Monday, August 1, 2016
Delay in Issuing Decision Did Not Nullify Arbitration Award—Court of Appeal
By a MetNews Staff Writer
A delay in issuing an arbitration award was not so irregular as to require that the award be vacated, the Court of Appeal for this district ruled Friday.
Div. One, in an unpublished opinion by Justice Jeffrey Johnson, said the delay was not “completely irrational,” and thus did not meet the high standard for vacating an arbitration award.
Rosemarie Meza, a former insurance service representative for the Automobile Club of Southern California, sued for wrongful termination in 2013; the action was stayed pending arbitration pursuant to her employment agreement.
The parties agreed to have JAMS conduct the arbitration, and to bifurcate the issue of punitive damages and have the arbitrator issue an interim award resolving all other issues. Following a hearing lasting several days in May 2014, the parties agreed to waive oral argument in favor of submitting “simultaneously submitted briefs,” and that the arbitrator would decide the case by Oct. 13.

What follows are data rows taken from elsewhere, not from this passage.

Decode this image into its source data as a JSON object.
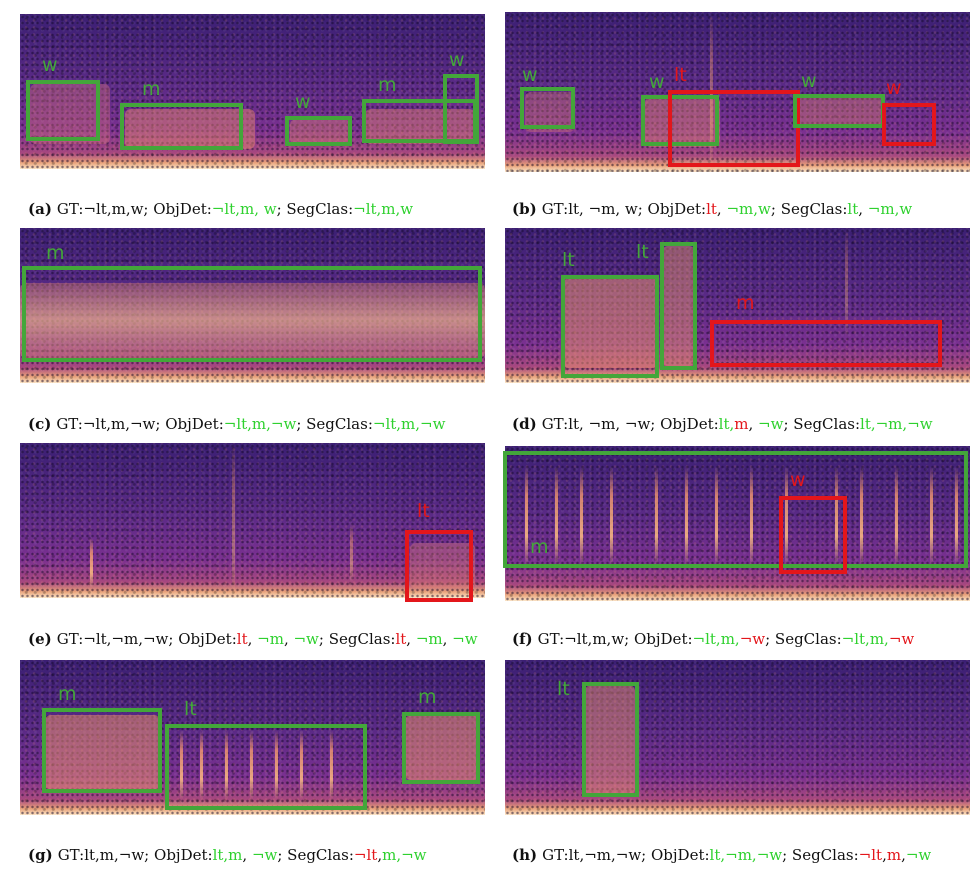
{
  "panels": [
    {
      "id": "a",
      "caption": {
        "letter": "(a)",
        "gt": "GT:¬lt,m,w; ",
        "parts": [
          {
            "t": "ObjDet:",
            "c": ""
          },
          {
            "t": "¬lt,",
            "c": "g"
          },
          {
            "t": "m, ",
            "c": "g"
          },
          {
            "t": "w",
            "c": "g"
          },
          {
            "t": "; SegClas:",
            "c": ""
          },
          {
            "t": "¬lt,",
            "c": "g"
          },
          {
            "t": "m,",
            "c": "g"
          },
          {
            "t": "w",
            "c": "g"
          }
        ]
      },
      "labels": [
        "w",
        "m",
        "w",
        "m",
        "w"
      ]
    },
    {
      "id": "b",
      "caption": {
        "letter": "(b)",
        "gt": "GT:lt, ¬m, w; ",
        "parts": [
          {
            "t": "ObjDet:",
            "c": ""
          },
          {
            "t": "lt",
            "c": "r"
          },
          {
            "t": ", ",
            "c": ""
          },
          {
            "t": "¬m,w",
            "c": "g"
          },
          {
            "t": "; SegClas:",
            "c": ""
          },
          {
            "t": "lt",
            "c": "g"
          },
          {
            "t": ", ",
            "c": ""
          },
          {
            "t": "¬m,w",
            "c": "g"
          }
        ]
      },
      "labels": [
        "w",
        "w",
        "lt",
        "w",
        "w"
      ]
    },
    {
      "id": "c",
      "caption": {
        "letter": "(c)",
        "gt": "GT:¬lt,m,¬w; ",
        "parts": [
          {
            "t": "ObjDet:",
            "c": ""
          },
          {
            "t": "¬lt,m,¬w",
            "c": "g"
          },
          {
            "t": "; SegClas:",
            "c": ""
          },
          {
            "t": "¬lt,m,¬w",
            "c": "g"
          }
        ]
      },
      "labels": [
        "m"
      ]
    },
    {
      "id": "d",
      "caption": {
        "letter": "(d)",
        "gt": "GT:lt, ¬m, ¬w; ",
        "parts": [
          {
            "t": "ObjDet:",
            "c": ""
          },
          {
            "t": "lt,",
            "c": "g"
          },
          {
            "t": "m",
            "c": "r"
          },
          {
            "t": ", ",
            "c": ""
          },
          {
            "t": "¬w",
            "c": "g"
          },
          {
            "t": "; SegClas:",
            "c": ""
          },
          {
            "t": "lt,¬m,¬w",
            "c": "g"
          }
        ]
      },
      "labels": [
        "lt",
        "lt",
        "m"
      ]
    },
    {
      "id": "e",
      "caption": {
        "letter": "(e)",
        "gt": "GT:¬lt,¬m,¬w; ",
        "parts": [
          {
            "t": "ObjDet:",
            "c": ""
          },
          {
            "t": "lt",
            "c": "r"
          },
          {
            "t": ", ",
            "c": ""
          },
          {
            "t": "¬m",
            "c": "g"
          },
          {
            "t": ", ",
            "c": ""
          },
          {
            "t": "¬w",
            "c": "g"
          },
          {
            "t": "; SegClas:",
            "c": ""
          },
          {
            "t": "lt",
            "c": "r"
          },
          {
            "t": ", ",
            "c": ""
          },
          {
            "t": "¬m",
            "c": "g"
          },
          {
            "t": ", ",
            "c": ""
          },
          {
            "t": "¬w",
            "c": "g"
          }
        ]
      },
      "labels": [
        "lt"
      ]
    },
    {
      "id": "f",
      "caption": {
        "letter": "(f)",
        "gt": "GT:¬lt,m,w; ",
        "parts": [
          {
            "t": "ObjDet:",
            "c": ""
          },
          {
            "t": "¬lt,m,",
            "c": "g"
          },
          {
            "t": "¬w",
            "c": "r"
          },
          {
            "t": "; SegClas:",
            "c": ""
          },
          {
            "t": "¬lt,m,",
            "c": "g"
          },
          {
            "t": "¬w",
            "c": "r"
          }
        ]
      },
      "labels": [
        "w",
        "m"
      ]
    },
    {
      "id": "g",
      "caption": {
        "letter": "(g)",
        "gt": "GT:lt,m,¬w; ",
        "parts": [
          {
            "t": "ObjDet:",
            "c": ""
          },
          {
            "t": "lt,m",
            "c": "g"
          },
          {
            "t": ", ",
            "c": ""
          },
          {
            "t": "¬w",
            "c": "g"
          },
          {
            "t": "; SegClas:",
            "c": ""
          },
          {
            "t": "¬lt",
            "c": "r"
          },
          {
            "t": ",",
            "c": ""
          },
          {
            "t": "m,¬w",
            "c": "g"
          }
        ]
      },
      "labels": [
        "m",
        "lt",
        "m"
      ]
    },
    {
      "id": "h",
      "caption": {
        "letter": "(h)",
        "gt": "GT:lt,¬m,¬w; ",
        "parts": [
          {
            "t": "ObjDet:",
            "c": ""
          },
          {
            "t": "lt,¬m,¬w",
            "c": "g"
          },
          {
            "t": "; SegClas:",
            "c": ""
          },
          {
            "t": "¬lt",
            "c": "r"
          },
          {
            "t": ",",
            "c": ""
          },
          {
            "t": "m",
            "c": "r"
          },
          {
            "t": ",",
            "c": ""
          },
          {
            "t": "¬w",
            "c": "g"
          }
        ]
      },
      "labels": [
        "lt"
      ]
    }
  ],
  "colors": {
    "correct": "#2fd12f",
    "incorrect": "#e3161b",
    "box_green": "#43a63a",
    "box_red": "#e3161b"
  }
}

On Oct. 12, the arbitrator informed the parties he was extending the deadline for the interim award to Nov. 17. On Oct. 16, Meza’s counsel objected and argued that the arbitrator’s jurisdiction had expired.
The arbitrator later extended the deadline to Nov. 24, and issued the award the day before that, finding for the employer on all issues and retaining jurisdiction until Dec. 19 to issue a final award. On Dec. 16, the final award in favor of the employer was issued.
Los Angeles Superior Court Judge Michael Johnson confirmed the award and denied Meza’s petition to vacate.
Justice Johnson, writing for the Court of Appeal, said the arbitrator reasonably interpreted the JAMS rules as setting the Nov. 23 date as the close of the evidence and allowing 30 days for the issuance of the final award after that. He rejected the plaintiff’s argument that the 30-day period had to have commenced by October under any reasonable interpretation of the rules.
Noting that the arbitration agreement gave the arbitrator “exclusive authority to resolve any dispute regarding the interpretation” of the agreement, and that the JAMS rules contain similar language, the justice wrote:
“In light of the language of the Arbitration Agreement and the Rules, and given the wide-ranging grant of authority to interpret that language, we hold that the arbitrator’s interpretation of the Arbitration Agreement and the Rules was not irrational at all. In fact, it was more than plausible; it was both well-reasoned and reasonable.”
The plaintiff was represented on appeal by Gleason & Favarote’s Paul M. Gleason, Brandyn E. Stedfield and Rina J. Restaino. Manuel Dominguez represented the defendant.
The case is Meza v. Automobile Club of Southern California, B264348.